Hi all,
I have an issue with columnstore and the query optimiser. I am running the following query:
SELECT Store.StoreId, COUNT(*)
FROM Fact.Sale
INNER JOIN Dimension.Store ON Store.StoreId = Sale.StoreId
GROUP BY Store.StoreId
ORDER BY Store.StoreId
OPTION (RECOMPILE)
"Fact.Sale" has almost 4 million rows, while the Store table has 24. The query ends up taking 7 seconds, which is terrible for columnstore. Obviously, if I rewrite the query with subqueries, the query improves, but I am using SSAS and ROLAP to generate queries.
The strange thing is, on another data source with an almost identical query and far more data, it is sub-second. What I've cut it down to is the query optimiser and statistics. See theestimated query plan:
and the actual query plan:
This is also the plan that gets executed (obviously); however, what is interesting is that the "Actual Number of Rows" and "Estimated Number of Rows" are radically off.

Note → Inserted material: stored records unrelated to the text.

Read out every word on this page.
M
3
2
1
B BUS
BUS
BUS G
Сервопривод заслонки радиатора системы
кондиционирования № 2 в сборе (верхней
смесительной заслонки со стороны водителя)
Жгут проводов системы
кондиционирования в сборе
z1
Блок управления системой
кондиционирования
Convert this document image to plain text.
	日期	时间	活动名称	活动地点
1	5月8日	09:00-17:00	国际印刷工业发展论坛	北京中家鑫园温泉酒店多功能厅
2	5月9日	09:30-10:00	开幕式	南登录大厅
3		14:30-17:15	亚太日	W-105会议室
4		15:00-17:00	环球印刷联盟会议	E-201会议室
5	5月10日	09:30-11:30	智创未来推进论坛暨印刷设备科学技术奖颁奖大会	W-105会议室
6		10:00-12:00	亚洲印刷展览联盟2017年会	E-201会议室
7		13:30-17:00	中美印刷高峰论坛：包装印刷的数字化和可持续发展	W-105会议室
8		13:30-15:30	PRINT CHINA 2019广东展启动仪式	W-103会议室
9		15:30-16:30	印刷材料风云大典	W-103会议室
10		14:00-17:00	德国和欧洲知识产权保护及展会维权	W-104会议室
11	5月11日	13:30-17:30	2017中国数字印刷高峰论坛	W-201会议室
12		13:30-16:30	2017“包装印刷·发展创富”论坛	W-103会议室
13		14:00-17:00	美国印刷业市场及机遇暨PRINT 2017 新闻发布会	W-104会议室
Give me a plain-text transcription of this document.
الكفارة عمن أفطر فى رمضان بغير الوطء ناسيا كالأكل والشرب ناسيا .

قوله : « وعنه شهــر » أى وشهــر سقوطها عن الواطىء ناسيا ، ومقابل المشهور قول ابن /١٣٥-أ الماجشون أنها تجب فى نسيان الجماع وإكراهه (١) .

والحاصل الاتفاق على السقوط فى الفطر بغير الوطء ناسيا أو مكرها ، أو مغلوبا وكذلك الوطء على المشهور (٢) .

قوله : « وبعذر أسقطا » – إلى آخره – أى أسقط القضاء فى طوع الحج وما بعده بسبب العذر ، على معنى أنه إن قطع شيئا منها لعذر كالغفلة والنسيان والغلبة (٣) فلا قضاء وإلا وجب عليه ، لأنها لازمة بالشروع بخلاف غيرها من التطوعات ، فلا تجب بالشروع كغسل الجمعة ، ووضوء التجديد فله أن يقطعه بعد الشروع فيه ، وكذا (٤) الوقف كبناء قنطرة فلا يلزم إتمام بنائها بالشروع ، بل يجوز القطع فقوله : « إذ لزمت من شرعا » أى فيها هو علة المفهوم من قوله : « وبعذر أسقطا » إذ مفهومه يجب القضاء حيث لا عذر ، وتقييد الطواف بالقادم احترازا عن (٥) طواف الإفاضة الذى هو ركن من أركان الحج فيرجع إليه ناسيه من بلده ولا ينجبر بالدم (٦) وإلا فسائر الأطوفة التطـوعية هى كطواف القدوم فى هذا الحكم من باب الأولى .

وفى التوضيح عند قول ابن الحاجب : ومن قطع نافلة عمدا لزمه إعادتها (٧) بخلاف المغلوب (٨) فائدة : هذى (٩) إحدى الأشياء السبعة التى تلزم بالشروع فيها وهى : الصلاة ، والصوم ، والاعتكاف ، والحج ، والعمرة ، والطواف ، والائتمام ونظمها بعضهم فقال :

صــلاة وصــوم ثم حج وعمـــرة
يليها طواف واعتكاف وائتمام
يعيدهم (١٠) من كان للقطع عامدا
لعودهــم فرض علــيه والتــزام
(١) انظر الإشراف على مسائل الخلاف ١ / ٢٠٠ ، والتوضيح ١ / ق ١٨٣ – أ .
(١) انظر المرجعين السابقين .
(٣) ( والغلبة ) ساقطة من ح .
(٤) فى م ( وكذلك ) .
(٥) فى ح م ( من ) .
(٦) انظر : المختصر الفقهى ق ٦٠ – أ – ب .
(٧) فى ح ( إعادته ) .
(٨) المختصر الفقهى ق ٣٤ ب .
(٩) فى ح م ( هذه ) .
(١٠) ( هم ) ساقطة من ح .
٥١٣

In the estimated plan, you can see the columnstore scan spits out a lot of rows (3.8m in fact), but the "Parallelism (Repartition Stream)" actual estimates it spits out 1 row and then from then on in, it continues to estimate 1 row. In the actual plan, for some reason the "Parallelism (Repartition Stream)" actual number of rows is 0, but you can see by the height of the arrows from then on in, the actual number of rows is the 3.8m (not the 1 it estimated).
So clearly the optimiser is picking a simpler query plan because it thinks there will only be 1 row to process through the process. Interestingly enough though, on the other data source (on the same SQL server instance), it gets all the estimations correct and adds in a "Hash match (Partial aggregate)" in batch mode which makes the query fly.
I've update statistics, created statistics on various different columns, rebuilt the table, rebuilt the indexes, etc. but I can never seem to get the right estimations.
Does anyone know how I can probe further into this issue and find a resolution?